On-Call

Purpose of On-Call

  • Goal: Be available and respond to production incidents with appropriate urgency.

  • Responsibilities:

    • Diagnose, mitigate, fix, or escalate incidents.

    • Perform non-urgent production tasks when not handling incidents.


Key Considerations for On-Call

  • Balance: Engineers should not sacrifice health for reliability.

  • Goal: SREs should handle a healthy mix of project work and on-call duties (50% project work is ideal).

  • Psychological Safety: Support systems and escalation procedures must exist to reduce stress.

  • Compensation: Time-off or cash incentives for on-call work to prevent burnout.


Example On-Call Setups

  • Google’s Approach:

    • Training Roadmap: Checklist of focus areas (e.g., monitoring systems, debugging, handling traffic).

    • Deep Dives: Focus on gaining expertise in services.

    • Onboarding: Mentoring, shadowing on-call shifts, and practice with “Wheel of Misfortune” disaster exercises.

    • Playbooks: Documentation to handle alerts and reduce Mean Time to Repair (MTTR).

  • Evernote’s Cloud Migration:

    • Reframing Alerts: Shift focus from infrastructure-level events to user impact (e.g., API responsiveness).

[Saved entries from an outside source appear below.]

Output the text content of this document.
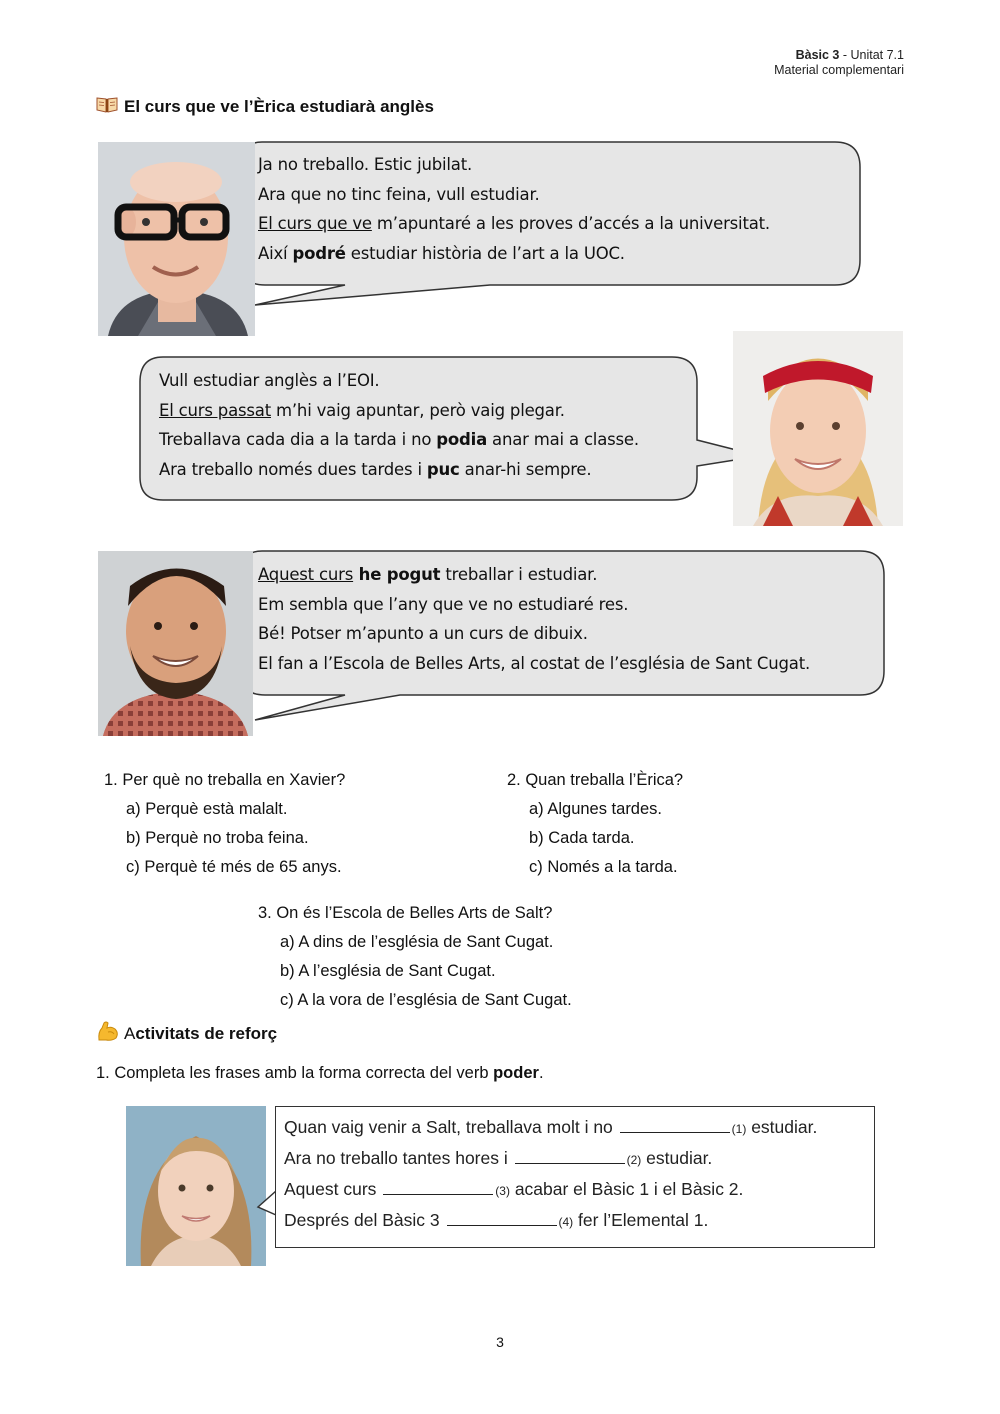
Bàsic 3 - Unitat 7.1
Material complementari
El curs que ve l’Èrica estudiarà anglès
Ja no treballo. Estic jubilat.
Ara que no tinc feina, vull estudiar.
El curs que ve m’apuntaré a les proves d’accés a la universitat.
Així podré estudiar història de l’art a la UOC.
Vull estudiar anglès a l’EOI.
El curs passat m’hi vaig apuntar, però vaig plegar.
Treballava cada dia a la tarda i no podia anar mai a classe.
Ara treballo només dues tardes i puc anar-hi sempre.
Aquest curs he pogut treballar i estudiar.
Em sembla que l’any que ve no estudiaré res.
Bé! Potser m’apunto a un curs de dibuix.
El fan a l’Escola de Belles Arts, al costat de l’església de Sant Cugat.
1. Per què no treballa en Xavier?
a) Perquè està malalt.
b) Perquè no troba feina.
c) Perquè té més de 65 anys.
2. Quan treballa l’Èrica?
a) Algunes tardes.
b) Cada tarda.
c) Només a la tarda.
3. On és l’Escola de Belles Arts de Salt?
a) A dins de l’església de Sant Cugat.
b) A l’església de Sant Cugat.
c) A la vora de l’església de Sant Cugat.
Activitats de reforç
1. Completa les frases amb la forma correcta del verb poder.
Quan vaig venir a Salt, treballava molt i no	(1) estudiar.
Ara no treballo tantes hores i	(2) estudiar.
Aquest curs	(3) acabar el Bàsic 1 i el Bàsic 2.
Després del Bàsic 3	(4) fer l’Elemental 1.
3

    • On-Call Rotation: Classify events into three categories:

      • P1: Immediate action needed, page on-call.

      • P2: Handle next business day, send email.

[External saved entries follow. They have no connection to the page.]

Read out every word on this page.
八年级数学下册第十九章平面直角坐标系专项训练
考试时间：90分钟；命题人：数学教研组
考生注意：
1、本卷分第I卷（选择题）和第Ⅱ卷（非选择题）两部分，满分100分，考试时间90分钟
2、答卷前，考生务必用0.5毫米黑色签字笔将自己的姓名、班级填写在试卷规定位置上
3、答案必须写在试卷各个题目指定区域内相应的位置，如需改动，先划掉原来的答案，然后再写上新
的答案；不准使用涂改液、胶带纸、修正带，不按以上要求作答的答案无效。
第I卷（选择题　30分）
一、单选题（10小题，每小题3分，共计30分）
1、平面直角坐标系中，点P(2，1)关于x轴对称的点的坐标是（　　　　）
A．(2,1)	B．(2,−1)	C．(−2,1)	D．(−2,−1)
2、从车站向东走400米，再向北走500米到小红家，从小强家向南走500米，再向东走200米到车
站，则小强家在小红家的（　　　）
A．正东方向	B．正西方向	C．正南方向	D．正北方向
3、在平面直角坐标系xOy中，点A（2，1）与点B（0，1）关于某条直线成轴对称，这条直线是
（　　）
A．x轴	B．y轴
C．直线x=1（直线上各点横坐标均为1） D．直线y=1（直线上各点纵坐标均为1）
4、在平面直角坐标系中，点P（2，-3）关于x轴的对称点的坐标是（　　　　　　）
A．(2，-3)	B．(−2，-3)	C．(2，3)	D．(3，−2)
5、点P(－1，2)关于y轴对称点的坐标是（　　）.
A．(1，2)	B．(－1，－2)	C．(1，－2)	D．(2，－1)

      • P3: Informational only.

    • Post-Incident Review: Every P1 and P2 event has a postmortem and continuous improvement cycle.


Managing Pager Load

  • Definition: Number of paging incidents during a shift.

  • Techniques to Manage Pager Load:

    • Ensure only actionable issues trigger pages.

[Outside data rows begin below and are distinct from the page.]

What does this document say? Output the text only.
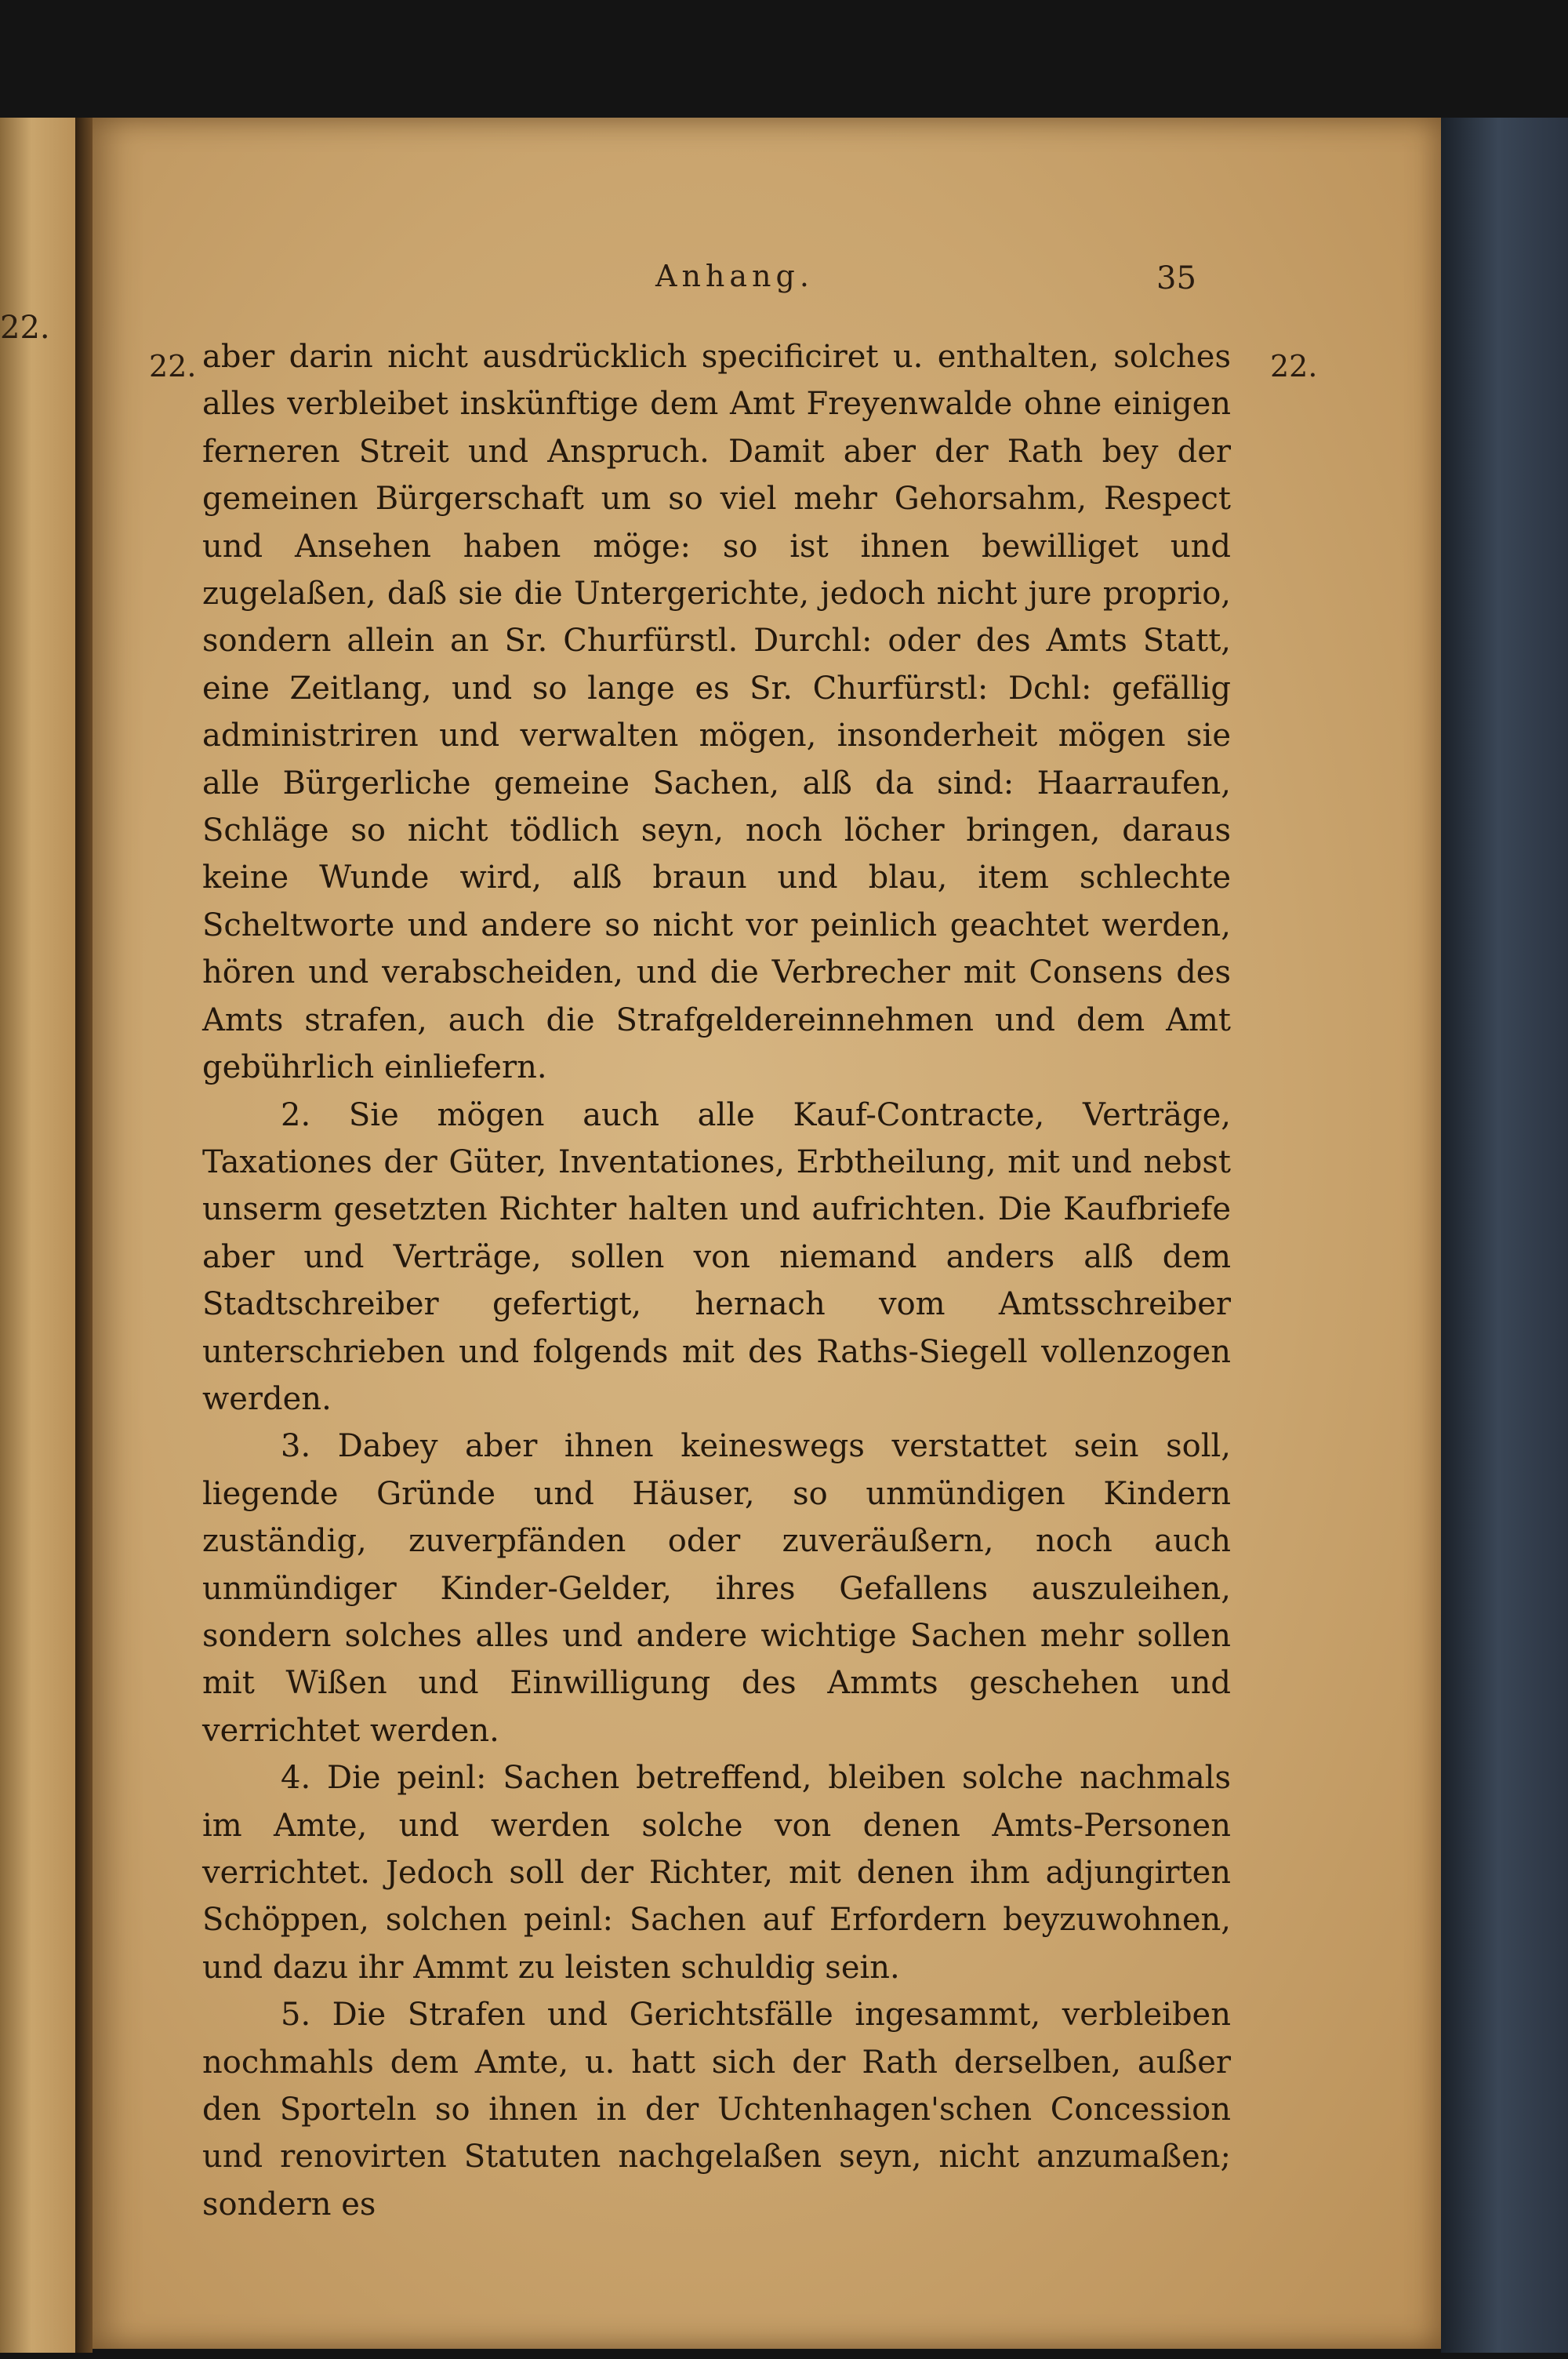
22.
Anhang.	35
22.	22.

aber darin nicht ausdrücklich specificiret u. enthalten, solches alles verbleibet inskünftige dem Amt Freyenwalde ohne einigen ferneren Streit und Anspruch. Damit aber der Rath bey der gemeinen Bürgerschaft um so viel mehr Gehorsahm, Respect und Ansehen haben möge: so ist ihnen bewilliget und zugelaßen, daß sie die Untergerichte, jedoch nicht jure proprio, sondern allein an Sr. Churfürstl. Durchl: oder des Amts Statt, eine Zeitlang, und so lange es Sr. Churfürstl: Dchl: gefällig administriren und verwalten mögen, insonderheit mögen sie alle Bürgerliche gemeine Sachen, alß da sind: Haarraufen, Schläge so nicht tödlich seyn, noch löcher bringen, daraus keine Wunde wird, alß braun und blau, item schlechte Scheltworte und andere so nicht vor peinlich geachtet werden, hören und verabscheiden, und die Verbrecher mit Consens des Amts strafen, auch die Strafgeldereinnehmen und dem Amt gebührlich einliefern.

2. Sie mögen auch alle Kauf-Contracte, Verträge, Taxationes der Güter, Inventationes, Erbtheilung, mit und nebst unserm gesetzten Richter halten und aufrichten. Die Kaufbriefe aber und Verträge, sollen von niemand anders alß dem Stadtschreiber gefertigt, hernach vom Amtsschreiber unterschrieben und folgends mit des Raths-Siegell vollenzogen werden.

3. Dabey aber ihnen keineswegs verstattet sein soll, liegende Gründe und Häuser, so unmündigen Kindern zuständig, zuverpfänden oder zuveräußern, noch auch unmündiger Kinder-Gelder, ihres Gefallens auszuleihen, sondern solches alles und andere wichtige Sachen mehr sollen mit Wißen und Einwilligung des Ammts geschehen und verrichtet werden.

4. Die peinl: Sachen betreffend, bleiben solche nachmals im Amte, und werden solche von denen Amts-Personen verrichtet. Jedoch soll der Richter, mit denen ihm adjungirten Schöppen, solchen peinl: Sachen auf Erfordern beyzuwohnen, und dazu ihr Ammt zu leisten schuldig sein.

5. Die Strafen und Gerichtsfälle ingesammt, verbleiben nochmahls dem Amte, u. hatt sich der Rath derselben, außer den Sporteln so ihnen in der Uchtenhagen'schen Concession und renovirten Statuten nachgelaßen seyn, nicht anzumaßen; sondern es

    • Use automation for routine fixes or escalate lower-priority issues to tickets.

    • Focus on high signal-to-noise ratio for alerts.

  • Appropriate Response Times:

    • Critical (5 min): Requires immediate action (e.g., revenue-impacting outages).

    • Moderate (30 min): Less critical issues.

    • Low (during work hours): Non-urgent tasks like pre-launch backups.


Reducing Pager Load

  • Identifying Causes:

    • Existing production bugs.

    • New bugs introduced into production.

    • Alerting thresholds and human processes.

  • Strategies:

    • Fix existing bugs before releasing new features.

    • Automate production changes to reduce human error.

    • Rollback strategy: Detect, rollback, fix, and reintroduce fixes.


Best Practices for Alerts

  • Alerts should be immediately actionable and not overwhelm engineers.

  • SLO-based alerts: Only page when error budget is burned.

  • Team Review: Alerts should be thoroughly reviewed and tested in production before implementation.


Rigor of Follow-Up

  • Root Cause Analysis:

    • Identify and prevent repeat incidents.

    • Focus on improving systems, not just patching immediate bugs.

  • Systemic Fixes:

    • Aim for systemic improvements (e.g., automation, better monitoring).


On-Call Flexibility

  • Shift Length: 12-hour shifts are preferred for sustainable on-call work.

  • Flexibility: Accommodate personal life changes (e.g., part-time, temporary breaks).

  • Automated Scheduling: Use automated tools to handle complex schedules fairly.


Team Dynamics

  • Building Positive Relations:

    • Encourage team bonding (e.g., offsite activities, lunches).

    • Co-locate on-call teams to foster collaboration.

  • Empowerment:

    • SRE Ownership: Make SREs responsible for site reliability, working alongside feature developers.


Conclusion

  • On-call is critical to site reliability but must be structured to prevent burnout and foster team collaboration.

  • Systematic improvement in on-call processes and team dynamics leads to healthier, more effective teams.